Krish: Arguments against PaaS are too general, too. Specific cases may or may not fit. But generally, not different. Some PaaS vendors add restrictions that makes it tough for most workloads to fit in. That’s why I specifically used well-architected platforms where restrictions are almost none
Tim: My comments were specific to timeframe, class of apps, etc. Must appreciate current enterprise challenges.
Krish: If you are talking about legacy workloads, even IaaS is a wrong place to host. I am talking about modern workloads in the context of applicability between IaaS and PaaS.
Tim: FTR PaaS=PaaS=PaaS. Very different implementations and useful applicability scenarios. I’m referring to more than Legacy. But Legacy can’t be ignored. It is a major reality for today’s enterprise.
Krish: You could build specific platforms for specific usecases or use a general abstraction that fits most scenarios.
[enter] Tal: Isn’t that “SaaS” then?
Krish: As I said I am talking specifically about modern distributed apps. If it fits IaaS, most of them also fit PaaS
Tim: If by “modern” you mean “greenfield,” that opens up many options. [Takes phone call.]
[enter] Rodney: That may be true for *most* cloud IaaS platforms.. 😉
Krish: 🙂
[beat]
Krish: (But) yeah. Greenfield. My point is that PaaS helps run most of the greenfield apps. I am only pushing back against the notion that PaaS is limited compared to IaaS. Not necessarily but comes close to SaaS.
Rodney: This is what happens when I troll midway through a conversation..
Act IV – Rene Re-Enters
Rene: So aren’t you talking about something like a convenient IaaS an IaaS+?
Krish: I am saying that for greenfield apps PaaS is good enough. IaaS+ handy for web scale in niche cases.
Act V – George
[enter] George: Wrong
Krish: As good as me saying you are wrong.
George: I trust my opinion over yours 🙂
Krish: Well, it means nothing. There is a problem if you don’t trust yours. [Refers to his blog to make a higher-level point.]

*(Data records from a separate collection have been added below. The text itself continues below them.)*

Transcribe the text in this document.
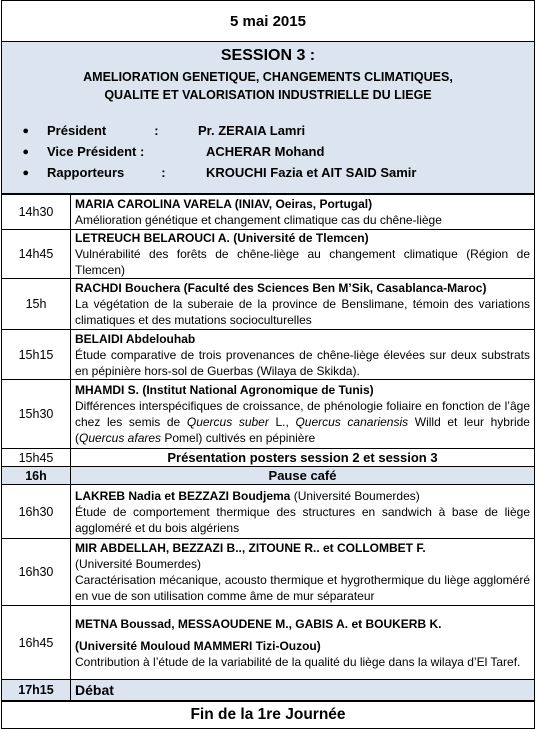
5 mai 2015
SESSION 3 :
AMELIORATION GENETIQUE, CHANGEMENTS CLIMATIQUES,
QUALITE ET VALORISATION INDUSTRIELLE DU LIEGE
●	Président	:	Pr. ZERAIA Lamri
●	Vice Président :	ACHERAR Mohand
●	Rapporteurs	:	KROUCHI Fazia et AIT SAID Samir
14h30	MARIA CAROLINA VARELA (INIAV, Oeiras, Portugal)
Amélioration génétique et changement climatique cas du chêne-liège

14h45	LETREUCH BELAROUCI A. (Université de Tlemcen)
Vulnérabilité des forêts de chêne-liège au changement climatique (Région de Tlemcen)

15h	RACHDI Bouchera (Faculté des Sciences Ben M’Sik, Casablanca-Maroc)
La végétation de la suberaie de la province de Benslimane, témoin des variations climatiques et des mutations socioculturelles

15h15	BELAIDI Abdelouhab
Étude comparative de trois provenances de chêne-liège élevées sur deux substrats en pépinière hors-sol de Guerbas (Wilaya de Skikda).

15h30	MHAMDI S. (Institut National Agronomique de Tunis)
Différences interspécifiques de croissance, de phénologie foliaire en fonction de l’âge chez les semis de Quercus suber L., Quercus canariensis Willd et leur hybride (Quercus afares Pomel) cultivés en pépinière

15h45	Présentation posters session 2 et session 3
16h	Pause café
16h30	LAKREB Nadia et BEZZAZI Boudjema (Université Boumerdes)
Étude de comportement thermique des structures en sandwich à base de liège aggloméré et du bois algériens

16h30	MIR ABDELLAH, BEZZAZI B.., ZITOUNE R.. et COLLOMBET F.
(Université Boumerdes)
Caractérisation mécanique, acousto thermique et hygrothermique du liège aggloméré en vue de son utilisation comme âme de mur séparateur

16h45	METNA Boussad, MESSAOUDENE M., GABIS A. et BOUKERB K.
(Université Mouloud MAMMERI Tizi-Ouzou)
Contribution à l’étude de la variabilité de la qualité du liège dans la wilaya d’El Taref.

17h15	Débat
Fin de la 1re Journée
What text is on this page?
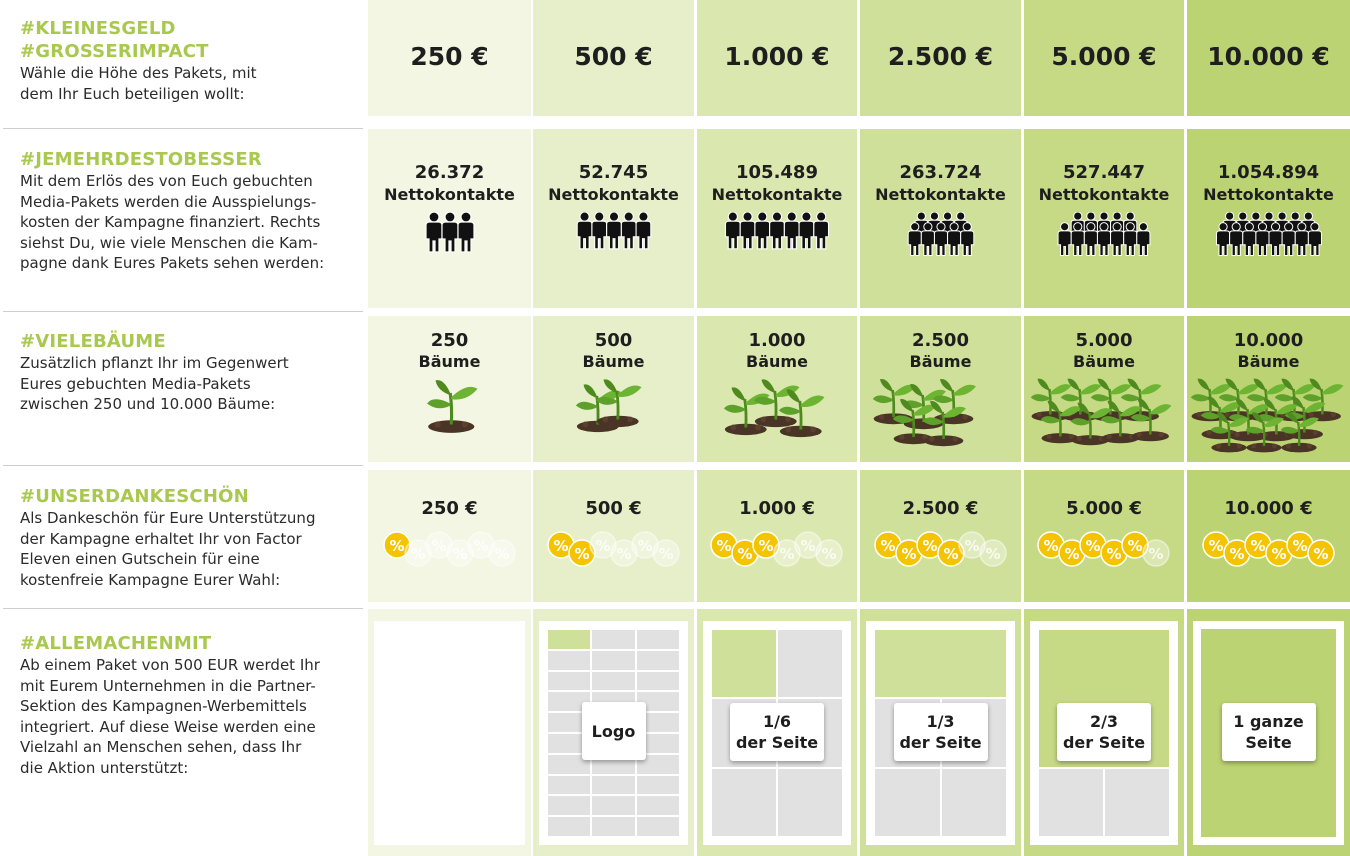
#KLEINESGELD
#GROSSERIMPACT
Wähle die Höhe des Pakets, mit
dem Ihr Euch beteiligen wollt:
#JEMEHRDESTOBESSER
Mit dem Erlös des von Euch gebuchten
Media-Pakets werden die Ausspielungs-
kosten der Kampagne finanziert. Rechts
siehst Du, wie viele Menschen die Kam-
pagne dank Eures Pakets sehen werden:
#VIELEBÄUME
Zusätzlich pflanzt Ihr im Gegenwert
Eures gebuchten Media-Pakets
zwischen 250 und 10.000 Bäume:
#UNSERDANKESCHÖN
Als Dankeschön für Eure Unterstützung
der Kampagne erhaltet Ihr von Factor
Eleven einen Gutschein für eine
kostenfreie Kampagne Eurer Wahl:
#ALLEMACHENMIT
Ab einem Paket von 500 EUR werdet Ihr
mit Eurem Unternehmen in die Partner-
Sektion des Kampagnen-Werbemittels
integriert. Auf diese Weise werden eine
Vielzahl an Menschen sehen, dass Ihr
die Aktion unterstützt:
250 €
26.372
Nettokontakte
250
Bäume
250 €
% % % % % %
500 €
52.745
Nettokontakte
500
Bäume
500 €
% % % % % %
Logo
1.000 €
105.489
Nettokontakte
1.000
Bäume
1.000 €
% % % % % %
1/6
der Seite
2.500 €
263.724
Nettokontakte
2.500
Bäume
2.500 €
% % % % % %
1/3
der Seite
5.000 €
527.447
Nettokontakte
5.000
Bäume
5.000 €
% % % % % %
2/3
der Seite
10.000 €
1.054.894
Nettokontakte
10.000
Bäume
10.000 €
% % % % % %
1 ganze
Seite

Rene: IaaS is also good for greenfield apps but it’s too complicated today. Therefore IaaS+.
Krish: I never said they’re not. I am saying why complicate life when you can have it simple. There are some workloads where IaaS+ might be needed. Otherwise, an abstraction above.
Tim: Wow! Jump on a quick call and now IaaS is thrown under the bus? Never said that.